German-Italian chemist (1834–1915)

Hugo (Ugo) Schiff (26 April 1834 - 8 September 1915) was an Italian naturalized chemist. The son of a Jewish businessman and brother of the physiologist Moritz Schiff, Hugo Schiff was German by nationality. He discovered Schiff bases and other imines, and was responsible for research into aldehydes, leading to his development of the Schiff test. He also worked in the field of amino acids and the Biuret reagent.
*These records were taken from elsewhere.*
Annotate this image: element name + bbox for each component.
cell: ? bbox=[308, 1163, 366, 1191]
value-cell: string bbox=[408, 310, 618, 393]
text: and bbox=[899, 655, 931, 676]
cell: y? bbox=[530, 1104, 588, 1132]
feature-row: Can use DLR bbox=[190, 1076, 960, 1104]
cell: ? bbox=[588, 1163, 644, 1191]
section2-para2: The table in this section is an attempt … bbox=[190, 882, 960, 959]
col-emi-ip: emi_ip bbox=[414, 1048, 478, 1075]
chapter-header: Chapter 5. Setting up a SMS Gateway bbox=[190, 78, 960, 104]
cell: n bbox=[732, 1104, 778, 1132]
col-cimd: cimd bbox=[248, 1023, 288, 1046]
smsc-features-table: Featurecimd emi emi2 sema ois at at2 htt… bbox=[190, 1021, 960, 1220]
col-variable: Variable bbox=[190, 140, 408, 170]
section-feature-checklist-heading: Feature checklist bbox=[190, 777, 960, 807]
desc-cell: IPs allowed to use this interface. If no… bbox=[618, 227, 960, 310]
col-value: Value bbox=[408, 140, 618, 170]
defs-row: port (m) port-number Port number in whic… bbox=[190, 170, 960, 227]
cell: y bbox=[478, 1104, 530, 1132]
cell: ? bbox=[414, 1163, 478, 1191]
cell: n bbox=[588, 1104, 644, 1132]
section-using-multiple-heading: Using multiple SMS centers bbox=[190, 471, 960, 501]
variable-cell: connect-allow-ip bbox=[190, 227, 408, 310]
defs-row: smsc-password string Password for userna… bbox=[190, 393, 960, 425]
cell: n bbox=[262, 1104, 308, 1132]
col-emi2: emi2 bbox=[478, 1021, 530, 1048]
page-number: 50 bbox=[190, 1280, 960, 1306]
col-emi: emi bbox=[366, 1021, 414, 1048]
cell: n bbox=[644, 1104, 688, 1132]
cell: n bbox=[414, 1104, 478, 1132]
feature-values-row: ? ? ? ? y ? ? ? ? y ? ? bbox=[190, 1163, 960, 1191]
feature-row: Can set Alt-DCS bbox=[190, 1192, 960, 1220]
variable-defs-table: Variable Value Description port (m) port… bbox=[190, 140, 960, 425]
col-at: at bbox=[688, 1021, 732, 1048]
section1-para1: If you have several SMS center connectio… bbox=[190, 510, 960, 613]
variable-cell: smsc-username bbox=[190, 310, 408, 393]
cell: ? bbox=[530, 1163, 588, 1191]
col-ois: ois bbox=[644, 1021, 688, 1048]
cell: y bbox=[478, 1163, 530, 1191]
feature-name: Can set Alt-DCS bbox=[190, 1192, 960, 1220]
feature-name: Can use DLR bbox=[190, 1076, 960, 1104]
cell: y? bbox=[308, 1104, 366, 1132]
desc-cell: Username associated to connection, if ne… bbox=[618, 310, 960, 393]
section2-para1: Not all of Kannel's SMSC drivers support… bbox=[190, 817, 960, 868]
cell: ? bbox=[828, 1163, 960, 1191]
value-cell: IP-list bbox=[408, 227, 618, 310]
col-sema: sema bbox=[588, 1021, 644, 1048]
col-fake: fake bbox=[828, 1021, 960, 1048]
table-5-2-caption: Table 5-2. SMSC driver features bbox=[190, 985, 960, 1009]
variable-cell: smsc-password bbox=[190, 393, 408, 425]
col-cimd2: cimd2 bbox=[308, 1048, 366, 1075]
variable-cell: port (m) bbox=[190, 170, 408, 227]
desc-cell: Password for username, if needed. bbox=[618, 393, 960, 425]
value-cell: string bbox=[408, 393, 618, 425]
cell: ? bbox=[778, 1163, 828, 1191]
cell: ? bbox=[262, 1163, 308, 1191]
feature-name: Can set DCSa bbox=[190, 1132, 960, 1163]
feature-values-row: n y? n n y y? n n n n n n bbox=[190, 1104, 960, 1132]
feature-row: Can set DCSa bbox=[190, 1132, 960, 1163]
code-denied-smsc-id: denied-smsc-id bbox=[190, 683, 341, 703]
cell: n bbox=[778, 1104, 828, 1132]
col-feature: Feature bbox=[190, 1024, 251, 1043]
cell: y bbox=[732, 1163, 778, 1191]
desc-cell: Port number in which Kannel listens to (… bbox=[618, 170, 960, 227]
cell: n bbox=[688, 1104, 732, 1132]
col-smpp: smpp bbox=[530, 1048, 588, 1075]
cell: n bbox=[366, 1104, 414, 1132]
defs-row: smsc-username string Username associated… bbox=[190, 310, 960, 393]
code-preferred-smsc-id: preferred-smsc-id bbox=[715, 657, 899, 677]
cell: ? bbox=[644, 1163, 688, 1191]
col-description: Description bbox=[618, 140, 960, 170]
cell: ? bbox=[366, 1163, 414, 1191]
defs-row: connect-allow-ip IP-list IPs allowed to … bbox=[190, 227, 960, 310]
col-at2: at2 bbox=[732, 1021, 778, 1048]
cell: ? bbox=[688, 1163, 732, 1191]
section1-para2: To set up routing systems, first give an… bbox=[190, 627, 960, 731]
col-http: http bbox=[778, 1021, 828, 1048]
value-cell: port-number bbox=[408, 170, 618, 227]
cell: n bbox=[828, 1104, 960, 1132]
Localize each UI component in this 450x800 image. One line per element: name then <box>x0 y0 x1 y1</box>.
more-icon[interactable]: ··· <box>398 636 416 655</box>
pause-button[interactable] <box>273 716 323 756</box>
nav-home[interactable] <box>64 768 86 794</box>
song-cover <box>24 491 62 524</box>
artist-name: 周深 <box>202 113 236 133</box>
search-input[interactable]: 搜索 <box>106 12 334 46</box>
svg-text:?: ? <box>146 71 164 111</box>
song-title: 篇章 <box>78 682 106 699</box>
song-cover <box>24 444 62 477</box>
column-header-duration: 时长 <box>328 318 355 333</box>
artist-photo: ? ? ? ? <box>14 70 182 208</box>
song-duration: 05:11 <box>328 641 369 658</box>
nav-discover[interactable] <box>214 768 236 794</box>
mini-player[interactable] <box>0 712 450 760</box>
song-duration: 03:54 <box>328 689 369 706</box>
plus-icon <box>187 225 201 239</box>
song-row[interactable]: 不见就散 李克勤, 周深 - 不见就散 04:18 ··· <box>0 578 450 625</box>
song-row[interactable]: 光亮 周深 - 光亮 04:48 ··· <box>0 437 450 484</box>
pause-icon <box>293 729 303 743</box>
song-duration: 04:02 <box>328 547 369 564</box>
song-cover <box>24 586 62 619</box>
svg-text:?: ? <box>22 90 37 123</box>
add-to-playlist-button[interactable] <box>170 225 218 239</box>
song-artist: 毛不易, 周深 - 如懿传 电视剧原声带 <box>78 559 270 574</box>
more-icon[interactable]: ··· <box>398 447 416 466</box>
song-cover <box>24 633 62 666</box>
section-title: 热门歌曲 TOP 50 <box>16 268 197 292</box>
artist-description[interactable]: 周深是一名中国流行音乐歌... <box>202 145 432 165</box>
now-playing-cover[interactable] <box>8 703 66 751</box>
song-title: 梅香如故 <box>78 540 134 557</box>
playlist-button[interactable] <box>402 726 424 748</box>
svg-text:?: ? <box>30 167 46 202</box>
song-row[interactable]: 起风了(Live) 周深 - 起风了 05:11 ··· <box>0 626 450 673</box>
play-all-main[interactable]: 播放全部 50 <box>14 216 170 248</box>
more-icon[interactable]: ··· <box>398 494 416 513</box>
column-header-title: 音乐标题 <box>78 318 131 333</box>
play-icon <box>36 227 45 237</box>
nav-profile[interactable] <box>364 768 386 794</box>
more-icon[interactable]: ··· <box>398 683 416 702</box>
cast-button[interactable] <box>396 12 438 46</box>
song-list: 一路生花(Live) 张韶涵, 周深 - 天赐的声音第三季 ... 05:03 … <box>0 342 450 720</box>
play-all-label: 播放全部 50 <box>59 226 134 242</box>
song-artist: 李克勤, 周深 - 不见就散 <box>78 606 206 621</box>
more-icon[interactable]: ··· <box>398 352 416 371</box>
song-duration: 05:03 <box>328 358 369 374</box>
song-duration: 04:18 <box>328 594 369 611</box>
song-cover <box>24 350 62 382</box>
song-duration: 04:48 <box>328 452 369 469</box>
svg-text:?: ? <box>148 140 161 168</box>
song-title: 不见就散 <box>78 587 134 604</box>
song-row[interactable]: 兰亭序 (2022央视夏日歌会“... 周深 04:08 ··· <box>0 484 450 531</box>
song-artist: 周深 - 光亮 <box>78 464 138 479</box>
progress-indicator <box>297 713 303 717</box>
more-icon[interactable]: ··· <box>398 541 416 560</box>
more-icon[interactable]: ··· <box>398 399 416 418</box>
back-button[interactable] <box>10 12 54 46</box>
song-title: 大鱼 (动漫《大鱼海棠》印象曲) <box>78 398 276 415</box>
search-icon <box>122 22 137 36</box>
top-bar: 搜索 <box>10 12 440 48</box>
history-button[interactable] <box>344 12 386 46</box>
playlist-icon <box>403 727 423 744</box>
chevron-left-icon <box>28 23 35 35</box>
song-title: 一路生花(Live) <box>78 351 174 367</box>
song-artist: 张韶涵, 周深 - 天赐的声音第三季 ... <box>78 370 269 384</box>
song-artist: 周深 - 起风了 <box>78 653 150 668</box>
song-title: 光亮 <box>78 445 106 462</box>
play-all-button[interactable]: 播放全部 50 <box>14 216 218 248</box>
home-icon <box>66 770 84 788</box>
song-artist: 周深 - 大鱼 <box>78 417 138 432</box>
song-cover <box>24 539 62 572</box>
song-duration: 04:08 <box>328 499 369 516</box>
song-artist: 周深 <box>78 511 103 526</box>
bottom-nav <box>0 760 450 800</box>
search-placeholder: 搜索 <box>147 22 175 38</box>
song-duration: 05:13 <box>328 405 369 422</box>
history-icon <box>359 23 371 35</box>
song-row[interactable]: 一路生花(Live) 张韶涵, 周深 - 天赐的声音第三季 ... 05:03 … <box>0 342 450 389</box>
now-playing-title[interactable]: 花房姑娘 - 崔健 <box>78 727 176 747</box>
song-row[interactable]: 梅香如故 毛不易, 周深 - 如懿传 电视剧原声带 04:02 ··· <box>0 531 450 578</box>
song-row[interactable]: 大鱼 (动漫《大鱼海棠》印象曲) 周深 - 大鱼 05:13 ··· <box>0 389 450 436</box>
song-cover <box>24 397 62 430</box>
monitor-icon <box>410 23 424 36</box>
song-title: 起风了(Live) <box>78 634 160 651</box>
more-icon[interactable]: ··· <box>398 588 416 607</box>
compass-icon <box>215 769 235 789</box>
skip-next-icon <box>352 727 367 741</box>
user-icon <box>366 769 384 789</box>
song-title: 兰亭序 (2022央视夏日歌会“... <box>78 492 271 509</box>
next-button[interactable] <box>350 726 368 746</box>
Born in Frankfurt am Main, Schiff was a student of Friedrich Wöhler in Göttingen. He completed his dissertation (Über einige Naphthyl- und Phenylderivate) also supervised by Wöhler in 1857. In the same year, due to political turmoil, Schiff left Germany in 1857 for Switzerland and the University of Bern. He was a supporter of socialism and reportedly corresponded with Karl Marx and Friedrich Engels. He also was a cofounder of the socialist Italian newspaper L'Avanti in 1894.

Schiff moved to Italy in 1863, holding positions in Pisa and then the Florence Museum of Natural History. In 1870 he cofounded the journal Gazzetta Chimica Italiana together with Stanislao Cannizzaro. In 1877 he became a professor of general chemistry in Turin and returned to Florence in 1879 as a professor of general chemistry at what later would become the University of Florence, where he founded the Chemical Institute of the University of Florence. Schiff died in Florence.

At the University of Florence, the Hugo Schiff International Store House still exists today.